The Provider Spectrum

Daneel supports five LLM providers, each with different trade-offs in quality, privacy, cost, and setup. This page helps you understand when to use which.

For configuration steps, see Connect a Cloud Provider. For the full technical specs, see the AI Providers reference.

The spectrum

Providers are arranged from most private (left) to most capable (right):

WebGPU → Gemini Nano → Ollama → Azure OpenAI → Claude
  ↑                                                 ↑
  100% local                              highest quality
  zero cost                               per-token cost
  smaller models                          largest models

There is no universally “best” provider. The right choice depends on what you’re optimizing for.

Provider comparison

	WebGPU	Gemini Nano	Ollama	Azure OpenAI	Claude
Privacy	On-device	On-device	Local network	Your cloud	Third-party
Quality	Good (up to 3B models)	Basic (3B)	Good to excellent	Excellent	Excellent
Cost	Free	Free	Free	Azure pricing	Per-token
Setup	None	Chrome flag	Install Ollama	Azure subscription	API key
Internet	No	No	LAN only	Yes	Yes
Tool calling	Experimental	Experimental	Yes	Yes	Yes (best)
Model variety	20+ models	1 model	Thousands	Your deployments	3 models

When to use each

WebGPU — privacy above all

Choose WebGPU when:

You need complete privacy with zero data leaving your machine
You’re working with sensitive or confidential content
You don’t have (or don’t want to use) API keys
You have a decent GPU (most modern integrated GPUs work)

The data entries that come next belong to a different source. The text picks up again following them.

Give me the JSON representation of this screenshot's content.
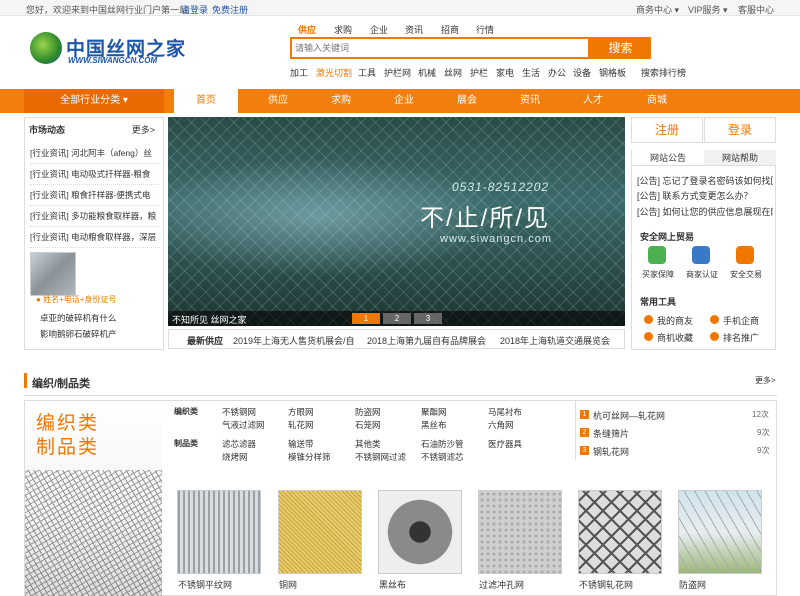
{
  "topbar": {
    "welcome": "您好，欢迎来到中国丝网行业门户第一站",
    "login": "请登录",
    "register": "免费注册",
    "business_center": "商务中心",
    "vip_service": "VIP服务",
    "customer_service": "客服中心"
  },
  "header": {
    "logo_cn": "中国丝网之家",
    "logo_en": "WWW.SIWANGCN.COM",
    "search_tabs": [
      "供应",
      "求购",
      "企业",
      "资讯",
      "招商",
      "行情"
    ],
    "search_placeholder": "请输入关键词",
    "search_button": "搜索",
    "hot_keywords": [
      "加工",
      "激光切割",
      "工具",
      "护栏网",
      "机械",
      "丝网",
      "护栏",
      "家电",
      "生活",
      "办公",
      "设备",
      "钢格板"
    ],
    "search_rank": "搜索排行榜"
  },
  "nav": {
    "all_categories": "全部行业分类",
    "items": [
      "首页",
      "供应",
      "求购",
      "企业",
      "展会",
      "资讯",
      "人才",
      "商城"
    ]
  },
  "market": {
    "title": "市场动态",
    "more": "更多>",
    "news": [
      "[行业资讯] 河北阿丰（afeng）丝",
      "[行业资讯] 电动吸式扦样器-粮食",
      "[行业资讯] 粮食扦样器-便携式电",
      "[行业资讯] 多功能粮食取样器，粮",
      "[行业资讯] 电动粮食取样器，深层"
    ],
    "ad_text": "姓名+电话+身份证号",
    "links": [
      "卓亚的破碎机有什么",
      "影响鹅卵石破碎机产"
    ]
  },
  "banner": {
    "phone": "0531-82512202",
    "slogan": "不/止/所/见",
    "url": "www.siwangcn.com",
    "caption": "不知所见 丝网之家",
    "dots": [
      "1",
      "2",
      "3"
    ]
  },
  "latest": {
    "label": "最新供应",
    "items": [
      "2019年上海无人售货机展会/自",
      "2018上海第九届自有品牌展会",
      "2018年上海轨道交通展览会"
    ]
  },
  "user": {
    "register": "注册",
    "login": "登录"
  },
  "notice": {
    "tabs": [
      "网站公告",
      "网站帮助"
    ],
    "items": [
      "[公告] 忘记了登录名密码该如何找回",
      "[公告] 联系方式变更怎么办？",
      "[公告] 如何让您的供应信息展现在网"
    ]
  },
  "security": {
    "title": "安全网上贸易",
    "items": [
      "买家保障",
      "商家认证",
      "安全交易"
    ],
    "colors": [
      "#4caf50",
      "#3a78c8",
      "#f07800"
    ]
  },
  "tools": {
    "title": "常用工具",
    "items": [
      "我的商友",
      "手机企商",
      "商机收藏",
      "排名推广"
    ]
  },
  "section": {
    "title": "编织/制品类",
    "more": "更多>",
    "big1": "编织类",
    "big2": "制品类",
    "cat1_label": "编织类",
    "cat1_items": [
      "不锈钢网",
      "方眼网",
      "防盗网",
      "聚酯网",
      "马尾衬布",
      "气液过滤网",
      "轧花网",
      "石笼网",
      "黑丝布",
      "六角网"
    ],
    "cat2_label": "制品类",
    "cat2_items": [
      "滤芯滤器",
      "输送带",
      "其他类",
      "石油防沙管",
      "医疗器具",
      "烧烤网",
      "模锥分样筛",
      "不锈钢网过滤",
      "不锈钢滤芯"
    ],
    "rank": [
      {
        "num": "1",
        "name": "杭可丝网—轧花网",
        "count": "12次"
      },
      {
        "num": "2",
        "name": "条缝筛片",
        "count": "9次"
      },
      {
        "num": "3",
        "name": "钢轧花网",
        "count": "9次"
      }
    ],
    "products": [
      "不锈钢平纹网",
      "铜网",
      "黑丝布",
      "过滤冲孔网",
      "不锈钢轧花网",
      "防盗网"
    ]
  }
}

Limitations: smaller models (up to ~3B parameters) mean lower quality on complex reasoning tasks. Tool calling is experimental and unreliable. That said, models like Bonsai 1.7B (q1) weigh just 291 MB while still supporting step-by-step reasoning, making WebGPU viable even on low-end hardware.

Gemini Nano — zero-setup local AI

Choose Gemini Nano when:

You want on-device inference with zero downloads
You’re on a Chrome version that supports the AI API
Quality requirements are modest

Limitations: single model, no model choice, limited capabilities, experimental tool calling.

Ollama — local power

Choose Ollama when:

You want to run larger, more capable models locally
Privacy matters but you’re comfortable with localhost/LAN traffic
You want to experiment with many different models
You need reliable tool calling with local models

Limitations: requires installing and running the Ollama server. Resource-heavy for large models.

Azure OpenAI — enterprise compliance

Choose Azure OpenAI when:

Your organization requires Azure data residency
You need enterprise-grade compliance and audit trails
You have existing Azure OpenAI deployments
Tool calling reliability matters

Limitations: requires Azure subscription and deployment setup.

Claude — maximum quality

Choose Claude when:

Response quality is the top priority
You need the best tool calling experience with MCP servers
You’re comfortable sending prompts to Anthropic’s API
Cost per token is acceptable for your use case

Limitations: requires API key, internet connection, and costs money per token.

Mixing providers

You can switch providers at any time from the chat panel dropdown. A common pattern:

Daily browsing: WebGPU for quick, private page Q&A
Deep research: Switch to Claude when you need high-quality synthesis across a large site index
Tool workflows: Use Claude or Ollama when working with MCP-connected agents

Embedding always runs locally regardless of LLM provider. Your indexes and vaults work with any provider — switching only changes the AI that generates answers.

Quality vs. model size

A rough rule of thumb for LLM quality:

< 1B parameters — basic summarization, simple Q&A
1B–3B parameters — good for most page Q&A and document chat (WebGPU default)
7B–13B parameters — strong reasoning, reliable tool calling (Ollama sweet spot)
70B+ parameters — near state-of-the-art (large Ollama models, Claude, Azure)

Larger models need more memory and compute. WebGPU is limited by browser GPU memory. Ollama can use system RAM for larger models but inference is slower.

Quantization also matters. A 1.7B model at standard q4 weighs ~1.1 GB, but at q1 (1-bit) it drops to 291 MB. Daneel supports q1 and q2 quantization for models that are designed for it, like PrismML’s Bonsai family. Not every model benefits from extreme quantization, though: 1-bit works best when the model was trained for it from the start.